Quand une homme politique vous approche, il n’y a qu’une attitude: lui tourner le dos.
Atteinte
Critiques adressées à Fordetroit par les libraires qui font état de leur lecture pour les auditeurs de la radio. Les dialogues dit ainsi J. sont ineptes, absurdes (elle a raison). En soirée, autour de la table de restaurant, on me demande comment je reçois ces critiques.
- Je suis inatteignable.
Un peu surpris de ce que je viens de dire, je cherche à m’expliquer avant de m’apercevoir que le mot traduit bien mon sentiment. J’écris ce que je veux écrire; aucun autre motif que l’envie ou le besoin. Dès lors, toutes les critiques sont fondées. N’ayant pas de visée, je ne connais pas d’emblée mes directions. Or, une critique étant d’abord un jugement de réussite ou d’échec quant à une direction, elle est dans mon cas à la fois vraie et fausse, donc sans atteinte.
Amusement
M’inquiète parfois dans le monde adulte, le renoncement à s’amuser. L’effort devrait être une garantie suffisante du sérieux. A quoi bon lui donner d’autres gages? Ou alors s’agit-il d’un oubli de l’amusement? Une dimension serait perdue, peut-être irrécupérable. Je ne parle pas de faire la fête. Cela n’est pas de l’amusement mais une destruction nécessaire. Je parle de la pyramide que l’on tourne sur le nez.
Mails
Perturbations liées aux courriers mails que j’écris, jusqu’à trente et quarante par jour, retrouvant mes interlocuteurs autour d’un verre, et cela encore plus s’ils habitent dans un autre pays et que je ne les rencontre que de temps à autre, car alors notre relation est d’abord épistolaire ensuite réelle; ainsi, j’entame un sujet et ce faisant, je me demande si je ne m’en suis pas déjà ouvert à eux. Bientôt pris de doute, je demande:
- … vous en ai-je déjà parlé?
Rassuré quand l’autre dit “non”, mais inquiet d’être incapable de trancher seul.
Poutine
Dix-neuvième minutes du discours du président Poutine devant l’Assemblée générale de l’O.N.U. ce 28 septembre 2015: “Il y a certains États qui optent pour la création d’associations économiques prioritaires à caractère restreint et même les négociations concernant les blocs économiques sont menées en cachette, à l’insu des citoyens, des milieux d’affaire, de la société civile et d’autres États dont les intérêts peuvent par conséquent être touchés sans qu’ils ne soient informés. Il se peut qu’on veuille nous mettre tous devant le fait accompli et devant une réécriture des règles du jeu au profit d’un cercle restreint de privilégiés même sans la participation de l’O.M.C.”
Paris
Traversant ce matin le pont d’Arcole, je me disais, je suis content, je suis heureux, tout est bien: je suis amoureux de ma femme, mes livres ont des lecteurs, j’arrête de travailler, les enfants sont solides, je vais partir en Asie, et la rue devenait lumineuse, la foule autour de Notre-dame s’éclaircissait.
Durer
Qui croit que cela peut durer? Je fréquente des intellectuels, des policiers, des étudiantes, un manutentionnaire, des paysans, un marionnettiste, des résistants, je discute avec un bègue, un agent immobilier, un tireur d’élite, de riches Mexicains, l’inquiétude est générale. Et monte. Ce qui monte à à la fin déborde.
Wok
Il y vingt-cinq ans, une amie d’Olofso en visite au squat nous fait cadeau d’un wok. Nous n’utilisions pas de casserole, alors un wok. Je la remercie.

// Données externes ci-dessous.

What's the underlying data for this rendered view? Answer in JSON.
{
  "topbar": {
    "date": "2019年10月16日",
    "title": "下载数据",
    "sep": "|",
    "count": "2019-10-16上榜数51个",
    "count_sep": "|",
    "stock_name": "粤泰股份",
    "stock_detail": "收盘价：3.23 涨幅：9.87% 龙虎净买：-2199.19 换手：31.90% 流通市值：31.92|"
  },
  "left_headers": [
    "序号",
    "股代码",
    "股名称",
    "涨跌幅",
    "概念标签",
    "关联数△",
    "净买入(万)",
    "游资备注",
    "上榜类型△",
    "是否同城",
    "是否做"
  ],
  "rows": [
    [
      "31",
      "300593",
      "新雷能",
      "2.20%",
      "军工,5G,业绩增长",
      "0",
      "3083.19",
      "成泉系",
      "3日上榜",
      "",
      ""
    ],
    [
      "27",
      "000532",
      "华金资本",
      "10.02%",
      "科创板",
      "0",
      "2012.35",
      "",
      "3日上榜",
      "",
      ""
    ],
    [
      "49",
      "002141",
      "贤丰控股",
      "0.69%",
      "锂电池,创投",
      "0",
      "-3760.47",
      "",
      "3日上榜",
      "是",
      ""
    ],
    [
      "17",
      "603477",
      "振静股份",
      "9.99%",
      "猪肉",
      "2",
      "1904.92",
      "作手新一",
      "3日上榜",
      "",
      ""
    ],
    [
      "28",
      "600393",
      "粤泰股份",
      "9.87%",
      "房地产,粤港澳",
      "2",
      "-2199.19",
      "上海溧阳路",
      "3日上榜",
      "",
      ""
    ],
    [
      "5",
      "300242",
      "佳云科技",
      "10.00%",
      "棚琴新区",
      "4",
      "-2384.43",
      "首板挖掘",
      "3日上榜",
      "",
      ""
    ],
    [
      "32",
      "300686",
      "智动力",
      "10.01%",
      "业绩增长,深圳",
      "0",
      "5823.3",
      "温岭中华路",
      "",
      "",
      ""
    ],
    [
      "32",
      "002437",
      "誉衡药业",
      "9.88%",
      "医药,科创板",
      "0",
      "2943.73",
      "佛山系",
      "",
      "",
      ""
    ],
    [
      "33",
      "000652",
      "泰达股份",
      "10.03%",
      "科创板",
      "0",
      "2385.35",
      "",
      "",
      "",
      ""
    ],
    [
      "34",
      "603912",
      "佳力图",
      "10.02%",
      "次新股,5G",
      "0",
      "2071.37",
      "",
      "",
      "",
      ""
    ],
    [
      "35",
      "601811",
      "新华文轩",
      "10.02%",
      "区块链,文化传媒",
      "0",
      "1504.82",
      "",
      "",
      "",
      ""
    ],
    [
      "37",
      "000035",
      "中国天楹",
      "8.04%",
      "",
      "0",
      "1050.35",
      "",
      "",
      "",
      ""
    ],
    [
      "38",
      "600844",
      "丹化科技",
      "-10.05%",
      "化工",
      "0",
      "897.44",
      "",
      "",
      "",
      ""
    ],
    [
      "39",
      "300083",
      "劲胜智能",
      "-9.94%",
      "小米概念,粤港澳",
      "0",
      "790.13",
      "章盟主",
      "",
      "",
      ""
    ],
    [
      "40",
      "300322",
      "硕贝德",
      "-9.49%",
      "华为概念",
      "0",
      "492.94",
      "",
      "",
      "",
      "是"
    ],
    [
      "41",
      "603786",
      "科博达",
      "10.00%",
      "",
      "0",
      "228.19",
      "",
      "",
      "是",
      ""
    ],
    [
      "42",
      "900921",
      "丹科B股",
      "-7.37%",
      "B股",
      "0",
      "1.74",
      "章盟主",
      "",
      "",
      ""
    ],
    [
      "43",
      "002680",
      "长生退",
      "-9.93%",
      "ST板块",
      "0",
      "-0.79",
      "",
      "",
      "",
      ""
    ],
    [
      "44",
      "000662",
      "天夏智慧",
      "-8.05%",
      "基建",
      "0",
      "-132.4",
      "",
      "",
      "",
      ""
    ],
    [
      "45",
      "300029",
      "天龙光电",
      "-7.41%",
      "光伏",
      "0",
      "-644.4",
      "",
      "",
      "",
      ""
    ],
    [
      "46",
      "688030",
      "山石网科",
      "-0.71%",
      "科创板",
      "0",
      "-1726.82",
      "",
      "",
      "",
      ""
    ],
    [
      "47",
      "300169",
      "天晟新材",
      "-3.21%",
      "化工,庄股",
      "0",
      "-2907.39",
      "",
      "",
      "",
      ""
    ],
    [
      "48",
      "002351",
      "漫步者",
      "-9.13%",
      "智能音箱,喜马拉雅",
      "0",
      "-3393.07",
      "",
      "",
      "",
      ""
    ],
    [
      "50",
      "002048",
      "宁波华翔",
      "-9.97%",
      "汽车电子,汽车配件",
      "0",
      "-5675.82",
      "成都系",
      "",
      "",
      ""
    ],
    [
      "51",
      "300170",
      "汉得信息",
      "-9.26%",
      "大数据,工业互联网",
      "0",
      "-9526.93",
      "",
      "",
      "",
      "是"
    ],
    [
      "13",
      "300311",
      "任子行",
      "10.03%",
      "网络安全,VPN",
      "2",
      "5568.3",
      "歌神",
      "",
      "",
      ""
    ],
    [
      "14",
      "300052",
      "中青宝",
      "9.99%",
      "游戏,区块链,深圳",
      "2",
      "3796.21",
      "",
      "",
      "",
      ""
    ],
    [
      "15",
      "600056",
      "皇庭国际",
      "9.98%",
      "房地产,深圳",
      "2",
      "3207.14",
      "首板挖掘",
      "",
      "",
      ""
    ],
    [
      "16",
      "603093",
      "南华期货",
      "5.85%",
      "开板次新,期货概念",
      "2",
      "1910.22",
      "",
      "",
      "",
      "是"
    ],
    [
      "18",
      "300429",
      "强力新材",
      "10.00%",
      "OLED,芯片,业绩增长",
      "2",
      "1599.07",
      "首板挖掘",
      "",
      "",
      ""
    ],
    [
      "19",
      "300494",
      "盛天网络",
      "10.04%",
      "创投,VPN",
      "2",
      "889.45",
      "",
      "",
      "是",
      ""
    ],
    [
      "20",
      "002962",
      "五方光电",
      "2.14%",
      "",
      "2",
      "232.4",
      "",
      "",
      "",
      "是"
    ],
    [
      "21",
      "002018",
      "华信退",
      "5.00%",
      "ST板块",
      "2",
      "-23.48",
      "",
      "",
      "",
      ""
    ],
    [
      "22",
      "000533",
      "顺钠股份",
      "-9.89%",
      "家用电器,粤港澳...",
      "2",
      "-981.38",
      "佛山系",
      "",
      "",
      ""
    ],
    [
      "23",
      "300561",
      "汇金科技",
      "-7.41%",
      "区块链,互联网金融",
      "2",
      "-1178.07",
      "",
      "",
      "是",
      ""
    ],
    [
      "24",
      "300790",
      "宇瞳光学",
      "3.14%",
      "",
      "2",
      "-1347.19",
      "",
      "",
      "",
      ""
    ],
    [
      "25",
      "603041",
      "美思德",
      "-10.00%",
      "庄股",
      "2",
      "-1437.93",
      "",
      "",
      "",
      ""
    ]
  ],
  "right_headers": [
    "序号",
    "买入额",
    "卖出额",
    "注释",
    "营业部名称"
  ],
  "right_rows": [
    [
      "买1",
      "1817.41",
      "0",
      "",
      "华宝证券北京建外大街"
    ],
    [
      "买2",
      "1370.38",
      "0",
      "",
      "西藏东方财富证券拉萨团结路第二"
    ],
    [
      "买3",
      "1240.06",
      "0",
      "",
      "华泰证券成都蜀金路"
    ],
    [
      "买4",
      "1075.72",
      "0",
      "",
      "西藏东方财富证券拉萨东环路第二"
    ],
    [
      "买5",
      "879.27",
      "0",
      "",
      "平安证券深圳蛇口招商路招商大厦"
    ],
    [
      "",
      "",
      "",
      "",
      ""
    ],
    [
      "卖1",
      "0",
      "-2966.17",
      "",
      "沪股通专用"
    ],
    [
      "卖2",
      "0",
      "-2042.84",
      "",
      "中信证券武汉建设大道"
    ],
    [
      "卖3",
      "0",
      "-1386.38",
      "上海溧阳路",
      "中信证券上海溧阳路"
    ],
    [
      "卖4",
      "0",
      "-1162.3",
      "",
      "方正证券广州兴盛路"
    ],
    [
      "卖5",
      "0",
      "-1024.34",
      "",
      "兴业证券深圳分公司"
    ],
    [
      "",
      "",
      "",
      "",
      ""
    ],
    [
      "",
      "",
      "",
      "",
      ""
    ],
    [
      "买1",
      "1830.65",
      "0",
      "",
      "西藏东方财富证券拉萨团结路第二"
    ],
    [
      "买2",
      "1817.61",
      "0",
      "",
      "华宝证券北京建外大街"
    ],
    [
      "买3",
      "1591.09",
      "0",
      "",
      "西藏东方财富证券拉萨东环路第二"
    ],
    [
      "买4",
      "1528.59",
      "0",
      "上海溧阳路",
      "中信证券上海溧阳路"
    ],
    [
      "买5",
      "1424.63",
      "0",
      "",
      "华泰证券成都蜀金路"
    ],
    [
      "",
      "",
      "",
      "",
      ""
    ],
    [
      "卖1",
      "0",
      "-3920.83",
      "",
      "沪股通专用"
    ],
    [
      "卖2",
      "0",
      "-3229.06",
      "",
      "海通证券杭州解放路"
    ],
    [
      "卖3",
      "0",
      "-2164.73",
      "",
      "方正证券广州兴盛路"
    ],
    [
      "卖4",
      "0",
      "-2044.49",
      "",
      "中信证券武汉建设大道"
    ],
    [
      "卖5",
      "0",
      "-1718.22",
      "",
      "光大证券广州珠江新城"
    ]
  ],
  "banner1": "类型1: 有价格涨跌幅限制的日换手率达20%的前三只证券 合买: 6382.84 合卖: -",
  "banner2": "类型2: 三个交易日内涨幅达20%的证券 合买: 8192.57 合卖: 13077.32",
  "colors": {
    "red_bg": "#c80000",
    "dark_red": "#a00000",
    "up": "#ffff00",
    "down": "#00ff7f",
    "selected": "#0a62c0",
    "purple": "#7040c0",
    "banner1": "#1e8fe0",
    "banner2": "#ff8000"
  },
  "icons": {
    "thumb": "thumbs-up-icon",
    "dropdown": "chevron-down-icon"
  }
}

- Mais nous n’utilisons pas de wok.
Lorsqu’elle nous quitte, je dis à Olofso: cette femme est un caporal.
Hier, Olofso de retour de chez elle, me dit: elle a des lapins, des moutons, un cheval, des poules, elle fait des confitures, met en boîte des tomates, presse son huile, elle a rénové toute la maison… Ses enfant l’appellent la Général.